Highly efficient quasi-cubic structured perovskite for harvesting energy from artificial indoor LED light source

Abstract

Mixed cations-based perovskites have attracted a lot of interest because of their ability to harvest light energy and ambient air stability. Herein, we synthesized mixed methylammonium/formamidinium cations (MA+/FA+) perovskite materials and explored their potential for harvesting energy from the indoor LED light source. The incorporation of FA+ in methylammonium lead iodide (MAPbI3) induces a transition in crystal structure from tetragonal to intermediate quasi-cubic, resulting in a more stable and efficient quasi-cubic perovskite structured morphology. The fabricated photovoltaic devices demonstrated an efficiency of 34.07% with mixed cations compared to the reference MAPbI3 of 28.63% under the indoor LED lamp at 1000 lx. The optimized photovoltaic device has displayed considerable enhancement in short circuit current density (JSC) and open-circuit voltage (VOC), including lower hysteresis and reduced recombination losses.
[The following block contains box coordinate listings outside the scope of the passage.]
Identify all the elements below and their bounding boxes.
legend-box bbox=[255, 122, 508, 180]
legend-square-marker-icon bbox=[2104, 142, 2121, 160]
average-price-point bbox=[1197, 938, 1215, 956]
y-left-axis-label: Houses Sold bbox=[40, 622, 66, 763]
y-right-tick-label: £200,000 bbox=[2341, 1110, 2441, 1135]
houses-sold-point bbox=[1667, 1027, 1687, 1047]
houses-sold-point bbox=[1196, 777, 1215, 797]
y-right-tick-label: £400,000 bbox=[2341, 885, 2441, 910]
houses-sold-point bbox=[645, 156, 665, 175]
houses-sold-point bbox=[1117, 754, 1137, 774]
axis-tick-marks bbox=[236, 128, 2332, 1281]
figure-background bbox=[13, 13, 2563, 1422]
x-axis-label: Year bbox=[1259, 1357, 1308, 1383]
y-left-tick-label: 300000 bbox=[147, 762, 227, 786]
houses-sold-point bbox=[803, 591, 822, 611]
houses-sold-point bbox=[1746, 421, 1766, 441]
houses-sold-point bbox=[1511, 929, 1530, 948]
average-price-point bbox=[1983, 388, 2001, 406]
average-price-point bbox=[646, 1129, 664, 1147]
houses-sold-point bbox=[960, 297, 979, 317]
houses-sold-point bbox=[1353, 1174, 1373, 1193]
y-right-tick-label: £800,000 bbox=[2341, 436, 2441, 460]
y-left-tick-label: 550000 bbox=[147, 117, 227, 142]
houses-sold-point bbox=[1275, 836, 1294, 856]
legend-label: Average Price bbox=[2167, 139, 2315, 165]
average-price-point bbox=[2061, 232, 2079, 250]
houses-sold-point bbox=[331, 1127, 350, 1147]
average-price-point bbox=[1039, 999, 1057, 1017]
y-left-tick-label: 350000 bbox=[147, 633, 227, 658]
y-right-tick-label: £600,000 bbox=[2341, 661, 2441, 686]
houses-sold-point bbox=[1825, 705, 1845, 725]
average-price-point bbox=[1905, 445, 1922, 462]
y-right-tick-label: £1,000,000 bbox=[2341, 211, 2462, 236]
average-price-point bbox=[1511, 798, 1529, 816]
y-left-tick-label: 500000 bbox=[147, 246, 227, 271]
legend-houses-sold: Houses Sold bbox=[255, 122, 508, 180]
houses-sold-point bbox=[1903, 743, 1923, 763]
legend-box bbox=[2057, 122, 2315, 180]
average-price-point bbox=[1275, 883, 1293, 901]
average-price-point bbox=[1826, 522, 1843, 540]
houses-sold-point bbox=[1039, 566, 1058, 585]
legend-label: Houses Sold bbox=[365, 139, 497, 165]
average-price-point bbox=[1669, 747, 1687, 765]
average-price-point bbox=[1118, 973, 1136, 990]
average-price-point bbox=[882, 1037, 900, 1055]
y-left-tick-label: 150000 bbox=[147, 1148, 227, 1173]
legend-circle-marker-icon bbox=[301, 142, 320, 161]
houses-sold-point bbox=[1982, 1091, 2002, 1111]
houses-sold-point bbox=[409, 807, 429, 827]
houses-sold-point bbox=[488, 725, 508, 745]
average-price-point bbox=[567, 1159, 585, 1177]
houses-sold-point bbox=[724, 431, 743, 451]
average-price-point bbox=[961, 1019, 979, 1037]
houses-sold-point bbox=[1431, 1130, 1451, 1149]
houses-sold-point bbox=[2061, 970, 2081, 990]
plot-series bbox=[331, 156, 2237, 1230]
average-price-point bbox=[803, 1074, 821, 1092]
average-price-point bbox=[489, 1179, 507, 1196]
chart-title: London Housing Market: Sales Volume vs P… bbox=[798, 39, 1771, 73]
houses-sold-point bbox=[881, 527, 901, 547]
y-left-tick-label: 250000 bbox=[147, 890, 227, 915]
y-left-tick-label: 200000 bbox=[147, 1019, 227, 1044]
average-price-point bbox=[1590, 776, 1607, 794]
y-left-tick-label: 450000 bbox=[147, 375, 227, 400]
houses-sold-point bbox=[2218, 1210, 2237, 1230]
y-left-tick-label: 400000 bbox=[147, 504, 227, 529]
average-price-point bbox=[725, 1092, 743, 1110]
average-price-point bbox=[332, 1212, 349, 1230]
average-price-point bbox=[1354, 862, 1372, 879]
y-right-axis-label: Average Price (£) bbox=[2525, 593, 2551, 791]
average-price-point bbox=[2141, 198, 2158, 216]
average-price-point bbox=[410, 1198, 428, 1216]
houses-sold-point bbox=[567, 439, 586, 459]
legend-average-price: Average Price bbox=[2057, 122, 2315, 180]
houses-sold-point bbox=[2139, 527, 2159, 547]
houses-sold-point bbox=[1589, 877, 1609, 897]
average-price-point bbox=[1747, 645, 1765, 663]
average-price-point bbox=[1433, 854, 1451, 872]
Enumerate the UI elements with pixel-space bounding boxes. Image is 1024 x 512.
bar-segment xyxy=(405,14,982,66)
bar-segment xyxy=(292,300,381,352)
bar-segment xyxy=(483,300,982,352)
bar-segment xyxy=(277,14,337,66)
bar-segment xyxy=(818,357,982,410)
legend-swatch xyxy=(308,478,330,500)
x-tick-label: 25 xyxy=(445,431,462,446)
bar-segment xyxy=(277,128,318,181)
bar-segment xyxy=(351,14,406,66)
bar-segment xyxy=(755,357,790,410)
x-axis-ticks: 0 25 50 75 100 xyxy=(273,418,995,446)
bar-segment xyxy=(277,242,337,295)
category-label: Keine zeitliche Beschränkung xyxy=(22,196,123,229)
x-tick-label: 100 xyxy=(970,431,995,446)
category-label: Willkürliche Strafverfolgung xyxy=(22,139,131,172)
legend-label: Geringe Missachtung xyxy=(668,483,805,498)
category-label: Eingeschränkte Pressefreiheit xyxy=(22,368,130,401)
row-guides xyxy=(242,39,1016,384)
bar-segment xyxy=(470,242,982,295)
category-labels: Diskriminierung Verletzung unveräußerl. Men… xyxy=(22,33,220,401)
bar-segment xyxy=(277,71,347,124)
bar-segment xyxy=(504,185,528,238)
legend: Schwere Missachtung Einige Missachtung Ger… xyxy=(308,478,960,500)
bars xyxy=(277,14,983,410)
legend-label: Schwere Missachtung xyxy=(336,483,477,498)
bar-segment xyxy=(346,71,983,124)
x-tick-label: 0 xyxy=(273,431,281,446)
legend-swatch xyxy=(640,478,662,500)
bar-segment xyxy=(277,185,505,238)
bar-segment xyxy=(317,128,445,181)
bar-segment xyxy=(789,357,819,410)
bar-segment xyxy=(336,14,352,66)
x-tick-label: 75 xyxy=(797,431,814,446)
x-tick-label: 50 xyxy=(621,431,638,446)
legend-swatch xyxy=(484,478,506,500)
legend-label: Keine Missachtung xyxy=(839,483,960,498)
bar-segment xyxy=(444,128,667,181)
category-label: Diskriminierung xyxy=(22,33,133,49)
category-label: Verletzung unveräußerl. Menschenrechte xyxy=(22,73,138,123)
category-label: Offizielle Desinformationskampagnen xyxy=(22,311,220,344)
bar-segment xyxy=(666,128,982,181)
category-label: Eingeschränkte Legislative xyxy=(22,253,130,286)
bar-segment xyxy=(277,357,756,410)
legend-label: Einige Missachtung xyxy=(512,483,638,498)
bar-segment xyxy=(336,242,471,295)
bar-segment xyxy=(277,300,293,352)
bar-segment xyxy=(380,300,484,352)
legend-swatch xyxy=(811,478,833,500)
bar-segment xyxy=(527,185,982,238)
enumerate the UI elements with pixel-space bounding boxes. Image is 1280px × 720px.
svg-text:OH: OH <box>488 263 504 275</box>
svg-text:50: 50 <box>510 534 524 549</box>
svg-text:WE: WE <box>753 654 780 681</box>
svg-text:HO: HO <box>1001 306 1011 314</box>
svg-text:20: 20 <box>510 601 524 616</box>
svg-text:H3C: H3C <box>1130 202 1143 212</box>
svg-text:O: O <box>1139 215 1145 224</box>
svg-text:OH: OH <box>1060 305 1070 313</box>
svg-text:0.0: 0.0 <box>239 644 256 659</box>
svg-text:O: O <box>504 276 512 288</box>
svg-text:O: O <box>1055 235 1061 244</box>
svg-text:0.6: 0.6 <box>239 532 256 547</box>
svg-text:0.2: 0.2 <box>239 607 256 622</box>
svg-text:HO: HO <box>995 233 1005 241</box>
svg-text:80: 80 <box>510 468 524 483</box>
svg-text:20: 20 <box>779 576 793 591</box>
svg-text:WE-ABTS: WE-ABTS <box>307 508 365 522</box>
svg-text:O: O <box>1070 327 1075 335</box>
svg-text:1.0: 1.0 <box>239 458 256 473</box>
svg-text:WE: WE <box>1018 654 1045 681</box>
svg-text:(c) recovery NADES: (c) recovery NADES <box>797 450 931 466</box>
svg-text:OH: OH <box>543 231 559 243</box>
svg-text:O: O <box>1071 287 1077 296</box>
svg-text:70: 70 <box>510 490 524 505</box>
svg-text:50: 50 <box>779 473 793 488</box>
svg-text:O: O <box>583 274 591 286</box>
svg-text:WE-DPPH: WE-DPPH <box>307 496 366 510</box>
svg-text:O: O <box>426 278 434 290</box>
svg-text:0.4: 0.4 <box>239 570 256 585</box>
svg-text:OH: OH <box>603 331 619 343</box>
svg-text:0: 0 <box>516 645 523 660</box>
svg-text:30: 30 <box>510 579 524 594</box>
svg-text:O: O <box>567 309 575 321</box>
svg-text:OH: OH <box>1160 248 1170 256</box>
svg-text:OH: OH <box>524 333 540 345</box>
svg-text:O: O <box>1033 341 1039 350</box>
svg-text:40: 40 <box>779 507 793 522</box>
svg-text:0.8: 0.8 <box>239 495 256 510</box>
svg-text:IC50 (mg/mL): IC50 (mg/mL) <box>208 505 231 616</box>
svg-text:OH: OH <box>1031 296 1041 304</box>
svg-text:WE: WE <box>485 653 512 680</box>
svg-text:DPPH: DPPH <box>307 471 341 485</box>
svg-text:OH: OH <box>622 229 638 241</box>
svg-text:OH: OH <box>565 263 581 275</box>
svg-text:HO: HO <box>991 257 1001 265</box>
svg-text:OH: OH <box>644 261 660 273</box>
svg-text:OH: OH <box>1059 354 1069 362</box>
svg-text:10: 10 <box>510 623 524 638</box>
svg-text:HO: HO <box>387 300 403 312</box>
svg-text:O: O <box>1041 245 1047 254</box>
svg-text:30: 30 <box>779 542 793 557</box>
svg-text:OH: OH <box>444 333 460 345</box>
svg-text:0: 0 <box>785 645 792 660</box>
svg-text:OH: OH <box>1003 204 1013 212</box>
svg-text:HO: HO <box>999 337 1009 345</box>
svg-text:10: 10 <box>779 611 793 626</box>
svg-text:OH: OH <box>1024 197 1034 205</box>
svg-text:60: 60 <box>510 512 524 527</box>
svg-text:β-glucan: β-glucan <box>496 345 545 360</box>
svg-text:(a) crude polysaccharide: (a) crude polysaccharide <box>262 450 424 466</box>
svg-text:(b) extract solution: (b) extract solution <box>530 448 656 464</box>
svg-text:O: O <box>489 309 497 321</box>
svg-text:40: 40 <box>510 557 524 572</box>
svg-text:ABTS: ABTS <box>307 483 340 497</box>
Furthermore, a detailed study was conducted to determine the impact of quasi-cubic crystal structures on the grains and grain boundaries that exist in the perovskite film. The surface potential (SP), and charge carrier dynamics measurements nearby grain boundaries revealed a significant decrease in defects or trap states. In brief, this work comprehensively puts forward a prospective candidature of quasi-cubic perovskites for the development of photovoltaic technology to harvest indoor light energy.